Dec 18 Blog – Written by Fred Denton (ROV Jason Team)

As Carmen mentioned in one of the first posts of this cruise, the Jason system - all the gear that we bring onto a ship to provide the Jason ROV experience - is quite bulky and heavy. Yes, our 92 tons of gear require 7 semi-trucks to ship cross-country, say from a research ship in the Atlantic to a different research ship in the Pacific. So I feel compelled to explain what a large chunk of that bulk does. Roughly half of the weight that we bring on a ship is devoted to Jason's Launch and Recovery System or LARS. Our particular one-of-a-kind LARS consists primarily of an umbilical cable, an electric winch, and a hydraulic crane. Now I'll tell you a bit more about this Jason LARS, since its what I know best.

jason
Recovering Jason with LARS crane.  Photo credit: Fred Denton, WHOI.

 

If you're not familiar with a LARS, then maybe you know your way around a fishing rod. Essentially a fishing rod-and-reel is a very small and simplified LARS, where the fishing line is the cable, the rod is the crane, the reel is the winch, and the lure is the ROV. Like a fishing lure, Jason can catch fish, but when we do, the fish go inside Jason and not the other way around. And we can watch and record 4K high resolution video of the moment the fish is caught - for Science.
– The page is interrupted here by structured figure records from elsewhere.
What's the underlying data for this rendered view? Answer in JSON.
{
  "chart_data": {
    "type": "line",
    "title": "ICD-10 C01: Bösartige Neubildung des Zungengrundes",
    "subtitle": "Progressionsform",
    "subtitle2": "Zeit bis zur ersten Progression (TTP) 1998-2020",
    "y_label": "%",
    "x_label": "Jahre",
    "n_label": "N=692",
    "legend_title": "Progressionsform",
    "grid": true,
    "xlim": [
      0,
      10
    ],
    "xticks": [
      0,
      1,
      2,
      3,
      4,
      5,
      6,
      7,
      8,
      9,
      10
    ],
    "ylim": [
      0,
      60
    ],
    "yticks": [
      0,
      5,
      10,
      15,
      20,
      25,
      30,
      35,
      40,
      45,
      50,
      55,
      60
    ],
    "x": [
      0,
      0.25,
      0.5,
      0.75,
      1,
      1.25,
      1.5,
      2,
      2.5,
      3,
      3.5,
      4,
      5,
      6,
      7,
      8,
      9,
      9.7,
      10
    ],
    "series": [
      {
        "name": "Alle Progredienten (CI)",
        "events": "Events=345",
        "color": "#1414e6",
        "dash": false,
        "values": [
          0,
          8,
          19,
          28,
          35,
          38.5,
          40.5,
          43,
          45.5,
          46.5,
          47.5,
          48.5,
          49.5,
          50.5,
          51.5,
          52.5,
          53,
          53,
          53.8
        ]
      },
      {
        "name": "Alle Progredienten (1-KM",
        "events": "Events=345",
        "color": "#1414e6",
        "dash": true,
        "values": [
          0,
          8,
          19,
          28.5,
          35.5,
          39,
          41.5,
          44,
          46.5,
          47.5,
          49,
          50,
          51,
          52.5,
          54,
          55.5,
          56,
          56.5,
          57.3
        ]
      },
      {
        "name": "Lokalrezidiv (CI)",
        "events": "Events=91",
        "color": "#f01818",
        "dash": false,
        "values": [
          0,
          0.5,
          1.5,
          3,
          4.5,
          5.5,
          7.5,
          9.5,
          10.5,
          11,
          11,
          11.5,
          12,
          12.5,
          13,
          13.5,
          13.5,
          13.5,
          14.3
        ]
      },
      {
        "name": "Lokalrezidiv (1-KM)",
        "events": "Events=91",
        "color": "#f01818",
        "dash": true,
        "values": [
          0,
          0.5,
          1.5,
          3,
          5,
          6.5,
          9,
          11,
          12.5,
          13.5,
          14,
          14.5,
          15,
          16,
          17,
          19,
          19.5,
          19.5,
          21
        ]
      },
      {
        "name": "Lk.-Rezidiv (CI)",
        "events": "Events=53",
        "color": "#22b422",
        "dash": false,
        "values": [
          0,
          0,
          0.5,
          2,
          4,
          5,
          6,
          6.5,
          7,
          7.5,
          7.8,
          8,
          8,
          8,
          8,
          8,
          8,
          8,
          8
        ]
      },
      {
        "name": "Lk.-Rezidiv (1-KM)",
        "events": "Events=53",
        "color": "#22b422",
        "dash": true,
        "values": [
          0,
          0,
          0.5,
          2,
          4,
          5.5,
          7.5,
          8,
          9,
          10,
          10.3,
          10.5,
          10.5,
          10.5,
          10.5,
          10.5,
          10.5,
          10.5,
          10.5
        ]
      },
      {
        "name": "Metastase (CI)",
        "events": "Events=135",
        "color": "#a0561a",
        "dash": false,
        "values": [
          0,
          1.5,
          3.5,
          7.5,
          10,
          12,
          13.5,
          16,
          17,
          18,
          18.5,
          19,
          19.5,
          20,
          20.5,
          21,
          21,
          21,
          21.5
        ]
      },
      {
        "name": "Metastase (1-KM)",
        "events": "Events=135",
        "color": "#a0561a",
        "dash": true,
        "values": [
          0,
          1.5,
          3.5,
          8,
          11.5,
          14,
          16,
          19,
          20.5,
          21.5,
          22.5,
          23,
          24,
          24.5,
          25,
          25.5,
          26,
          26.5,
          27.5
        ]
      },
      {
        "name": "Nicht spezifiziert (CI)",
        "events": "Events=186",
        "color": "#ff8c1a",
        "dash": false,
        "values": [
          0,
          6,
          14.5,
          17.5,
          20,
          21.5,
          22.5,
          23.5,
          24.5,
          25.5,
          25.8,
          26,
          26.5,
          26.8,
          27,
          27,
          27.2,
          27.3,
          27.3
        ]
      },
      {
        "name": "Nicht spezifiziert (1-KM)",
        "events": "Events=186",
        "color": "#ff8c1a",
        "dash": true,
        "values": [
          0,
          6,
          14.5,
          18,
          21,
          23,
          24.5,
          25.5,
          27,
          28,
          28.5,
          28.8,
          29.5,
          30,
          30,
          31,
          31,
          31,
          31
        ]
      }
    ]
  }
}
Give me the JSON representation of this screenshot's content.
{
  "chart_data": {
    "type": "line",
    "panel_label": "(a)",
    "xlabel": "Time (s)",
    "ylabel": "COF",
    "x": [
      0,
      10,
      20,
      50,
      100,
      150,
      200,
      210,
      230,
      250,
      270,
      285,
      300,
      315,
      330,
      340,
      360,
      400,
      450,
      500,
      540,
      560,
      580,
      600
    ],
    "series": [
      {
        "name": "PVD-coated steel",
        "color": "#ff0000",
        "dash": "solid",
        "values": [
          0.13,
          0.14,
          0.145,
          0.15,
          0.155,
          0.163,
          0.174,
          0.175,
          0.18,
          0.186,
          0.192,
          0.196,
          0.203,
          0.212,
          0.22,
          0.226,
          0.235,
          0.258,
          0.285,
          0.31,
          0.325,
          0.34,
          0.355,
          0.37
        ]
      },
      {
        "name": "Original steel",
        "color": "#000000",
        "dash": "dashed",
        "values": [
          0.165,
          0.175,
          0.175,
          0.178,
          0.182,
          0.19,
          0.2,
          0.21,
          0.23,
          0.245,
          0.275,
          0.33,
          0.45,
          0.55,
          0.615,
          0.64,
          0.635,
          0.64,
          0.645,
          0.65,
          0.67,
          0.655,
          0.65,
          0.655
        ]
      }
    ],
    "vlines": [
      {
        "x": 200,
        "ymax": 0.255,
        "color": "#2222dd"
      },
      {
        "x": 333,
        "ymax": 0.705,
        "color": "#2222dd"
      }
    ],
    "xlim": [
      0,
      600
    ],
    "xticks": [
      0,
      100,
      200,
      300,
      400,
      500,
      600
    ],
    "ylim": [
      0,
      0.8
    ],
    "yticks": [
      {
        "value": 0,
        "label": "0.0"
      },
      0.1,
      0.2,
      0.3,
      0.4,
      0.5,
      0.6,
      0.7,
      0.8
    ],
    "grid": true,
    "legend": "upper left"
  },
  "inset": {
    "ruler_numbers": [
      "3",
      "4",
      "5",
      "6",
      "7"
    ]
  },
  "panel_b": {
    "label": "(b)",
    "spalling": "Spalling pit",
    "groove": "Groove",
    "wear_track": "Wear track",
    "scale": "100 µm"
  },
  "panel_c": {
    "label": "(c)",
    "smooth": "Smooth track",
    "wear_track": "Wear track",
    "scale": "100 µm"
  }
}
The central piece of the LARS is the 5 kilometer long umbilical cable that keeps Jason tethered to the ship even when diving nearly 5 km deep. Everything Jason does is delivered through this one long cable: the kilowatts of electrical power, the gigabits of fiber-optic data delivering 4k video in real time from seafloor to our spacious control van on the ship, the tons of lifting force strong enough to safely hoist Jason's 5.5 tons of deep-sea science utility in and out of the water - even when the ship is rocking and rolling in large ocean swells.

The winch stores and can spool off the 5 km (9 tons) of the umbilical cable. When all 9 tons of the mostly steel cable are hanging off the ship with Jason at the end, the winch is powerful enough to haul it all back in - and not spend all day doing it.

The cable runs out of the winch, through the center of the crane making bends around wheels (called sheaves) and out the end of the crane. The end of the crane features the undeniably coolest part of the crane, which we call the docking head. When its time to pull Jason out of the water via the cable, like in the picture, Jason gets pulled up to and docks with the docking head. There is a very sturdy mechanism inside the docking head that latches to the top of Jason, docking the two securely together. At that point, Jason can be safely carried down to the deck of the ship by the crane. That, in a nutshell, is a Recovery. The reverse of this is a Launch.